Any two likelihoods can easily be compared; the higher the likelihood, the more likely the team is better (or so the script predicts).
e^(likelihood_of_team2 - likelihood_of_team1) = probability that team2 is better than team1.
I would be very interested in knowing how this correlates with actual ELO or Glicko ratings.
EDIT:
Stryke , encounter matrixes would of course be interesting.
Overall however, your method of looking at the pokemon appears quite different from mine. How effective did you find it at producing suggestions/making improvements?
EDIT:
I attached the most recent update to my script.
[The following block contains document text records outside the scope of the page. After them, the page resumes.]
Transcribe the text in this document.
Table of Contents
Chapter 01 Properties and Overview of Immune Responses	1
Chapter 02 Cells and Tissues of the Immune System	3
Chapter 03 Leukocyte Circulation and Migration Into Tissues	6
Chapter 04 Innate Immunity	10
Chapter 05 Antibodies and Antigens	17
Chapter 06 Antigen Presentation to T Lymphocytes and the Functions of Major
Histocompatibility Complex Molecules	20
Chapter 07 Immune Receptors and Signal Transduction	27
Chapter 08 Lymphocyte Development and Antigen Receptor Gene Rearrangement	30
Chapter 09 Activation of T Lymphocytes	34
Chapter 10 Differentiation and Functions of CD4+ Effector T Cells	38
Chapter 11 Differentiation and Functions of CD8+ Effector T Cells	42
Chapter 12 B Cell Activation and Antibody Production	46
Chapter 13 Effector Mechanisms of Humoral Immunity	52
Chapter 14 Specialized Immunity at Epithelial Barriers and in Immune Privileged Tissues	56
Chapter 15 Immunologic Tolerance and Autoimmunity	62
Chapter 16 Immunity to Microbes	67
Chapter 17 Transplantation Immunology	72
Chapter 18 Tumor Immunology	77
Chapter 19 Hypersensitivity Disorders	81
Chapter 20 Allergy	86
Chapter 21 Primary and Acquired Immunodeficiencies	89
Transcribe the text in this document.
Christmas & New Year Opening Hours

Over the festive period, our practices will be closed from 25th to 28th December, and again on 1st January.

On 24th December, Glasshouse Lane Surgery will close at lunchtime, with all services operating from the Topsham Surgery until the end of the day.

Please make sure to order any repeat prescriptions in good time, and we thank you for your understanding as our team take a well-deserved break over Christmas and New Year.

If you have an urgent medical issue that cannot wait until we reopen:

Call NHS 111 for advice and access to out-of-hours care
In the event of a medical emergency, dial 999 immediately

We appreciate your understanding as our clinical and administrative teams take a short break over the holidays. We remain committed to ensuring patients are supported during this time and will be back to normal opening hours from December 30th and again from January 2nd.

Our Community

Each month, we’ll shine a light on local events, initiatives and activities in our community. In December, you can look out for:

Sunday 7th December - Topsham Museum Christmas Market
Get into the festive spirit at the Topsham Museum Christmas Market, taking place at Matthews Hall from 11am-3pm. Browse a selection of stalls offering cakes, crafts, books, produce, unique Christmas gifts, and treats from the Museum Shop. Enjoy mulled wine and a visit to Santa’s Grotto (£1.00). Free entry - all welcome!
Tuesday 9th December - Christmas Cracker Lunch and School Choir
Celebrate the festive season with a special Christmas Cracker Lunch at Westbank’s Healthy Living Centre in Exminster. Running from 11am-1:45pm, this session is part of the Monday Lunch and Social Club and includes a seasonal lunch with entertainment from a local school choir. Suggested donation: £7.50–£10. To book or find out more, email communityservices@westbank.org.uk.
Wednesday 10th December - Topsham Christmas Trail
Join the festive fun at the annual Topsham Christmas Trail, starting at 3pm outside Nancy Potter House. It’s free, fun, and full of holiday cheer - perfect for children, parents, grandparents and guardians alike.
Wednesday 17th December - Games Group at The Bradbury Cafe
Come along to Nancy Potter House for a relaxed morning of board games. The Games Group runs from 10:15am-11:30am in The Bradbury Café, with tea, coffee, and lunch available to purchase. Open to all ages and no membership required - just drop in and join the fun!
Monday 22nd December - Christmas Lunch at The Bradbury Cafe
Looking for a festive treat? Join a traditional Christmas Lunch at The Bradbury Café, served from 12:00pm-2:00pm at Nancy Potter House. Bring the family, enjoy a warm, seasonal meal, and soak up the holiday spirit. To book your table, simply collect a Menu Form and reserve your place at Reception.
Here are the top few results it generated:
Team: ('Aegislash', 'Talonflame', 'Venusaur', 'Heatran', 'Conkeldurr', 'Mamoswine') ; Relative Prob: 1.0
Team: ('Talonflame', 'Venusaur', 'Heatran', 'Conkeldurr', 'Bisharp', 'Mamoswine') ; Relative Prob: 0.983756510516
Team: ('Aegislash', 'Talonflame', 'Venusaur', 'Heatran', 'Breloom', 'Mamoswine') ; Relative Prob: 0.966421036151
Team: ('Aegislash', 'Venusaur', 'Heatran', 'Conkeldurr', 'Latios', 'Mamoswine') ; Relative Prob: 0.956584751979
Team: ('Aegislash', 'Dragonite', 'Venusaur', 'Heatran', 'Conkeldurr', 'Mamoswine') ; Relative Prob: 0.955332494453
Team: ('Talonflame', 'Venusaur', 'Heatran', 'Breloom', 'Bisharp', 'Mamoswine') ; Relative Prob: 0.949232968402
Team: ('Talonflame', 'Venusaur', 'Heatran', 'Conkeldurr', 'Sylveon', 'Mamoswine') ; Relative Prob: 0.94527844914
Team: ('Talonflame', 'Excadrill', 'Venusaur', 'Heatran', 'Conkeldurr', 'Mamoswine') ; Relative Prob: 0.940396927782
Team: ('Aegislash', 'Venusaur', 'Heatran', 'Conkeldurr', 'Thundurus', 'Mamoswine') ; Relative Prob: 0.936177628366
Team: ('Aegislash', 'Talonflame', 'Heatran', 'Breloom', 'Conkeldurr', 'Mamoswine') ; Relative Prob: 0.935832019792
Team: ('Aegislash', 'Talonflame', 'Heatran', 'Breloom', 'Sylveon', 'Mamoswine') ; Relative Prob: 0.935421186685
Team: ('Greninja', 'Talonflame', 'Venusaur', 'Heatran', 'Conkeldurr', 'Mamoswine') ; Relative Prob: 0.933568583059
Team: ('Talonflame', 'Venusaur', 'Heatran', 'Conkeldurr', 'Thundurus', 'Mamoswine') ; Relative Prob: 0.926194616035
Team: ('Aegislash', 'Talonflame', 'Gliscor', 'Venusaur', 'Heatran', 'Mamoswine') ; Relative Prob: 0.925466288184
Team: ('Talonflame', 'Dragonite', 'Venusaur', 'Heatran', 'Conkeldurr', 'Mamoswine') ; Relative Prob: 0.921427082901
Team: ('Talonflame', 'Gliscor', 'Venusaur', 'Heatran', 'Conkeldurr', 'Mamoswine') ; Relative Prob: 0.920732565763
Team: ('Aegislash', 'Venusaur', 'Heatran', 'Breloom', 'Latios', 'Mamoswine') ; Relative Prob: 0.920452416057
Team: ('Aegislash', 'Talonflame', 'Heatran', 'Breloom', 'Gyarados', 'Mamoswine') ; Relative Prob: 0.919947410468
Team: ('Aegislash', 'Dragonite', 'Venusaur', 'Heatran', 'Breloom', 'Mamoswine') ; Relative Prob: 0.919696042633
Team: ('Talonflame', 'Venusaur', 'Heatran', 'Breloom', 'Conkeldurr', 'Mamoswine') ; Relative Prob: 0.916807857623
Team: ('Aegislash', 'Talonflame', 'Azumarill', 'Venusaur', 'Heatran', 'Mamoswine') ; Relative Prob: 0.916292115793
Team: ('Talonflame', 'Heatran', 'Breloom', 'Conkeldurr', 'Mawile', 'Mamoswine') ; Relative Prob: 0.915735603015
Team: ('Talonflame', 'Venusaur', 'Heatran', 'Breloom', 'Sylveon', 'Mamoswine') ; Relative Prob: 0.915730367723
Team: ('Venusaur', 'Heatran', 'Conkeldurr', 'Bisharp', 'Latios', 'Mamoswine') ; Relative Prob: 0.913421932261
Team: ('Talonflame', 'Azumarill', 'Venusaur', 'Heatran', 'Conkeldurr', 'Mamoswine') ; Relative Prob: 0.912294518987
Team: ('Talonflame', 'Venusaur', 'Heatran', 'Conkeldurr', 'Latios', 'Mamoswine') ; Relative Prob: 0.91217057109
Team: ('Aegislash', 'Talonflame', 'Azumarill', 'Heatran', 'Breloom', 'Mamoswine') ; Relative Prob: 0.909314541675
Team: ('Aegislash', 'Talonflame', 'Heatran', 'Breloom', 'Gardevoir', 'Mamoswine') ; Relative Prob: 0.909300729789
Note: these pokemon on the teams are simply in order of usage; if you're going to try a team, pick the most effective lead out of the six to fill that role.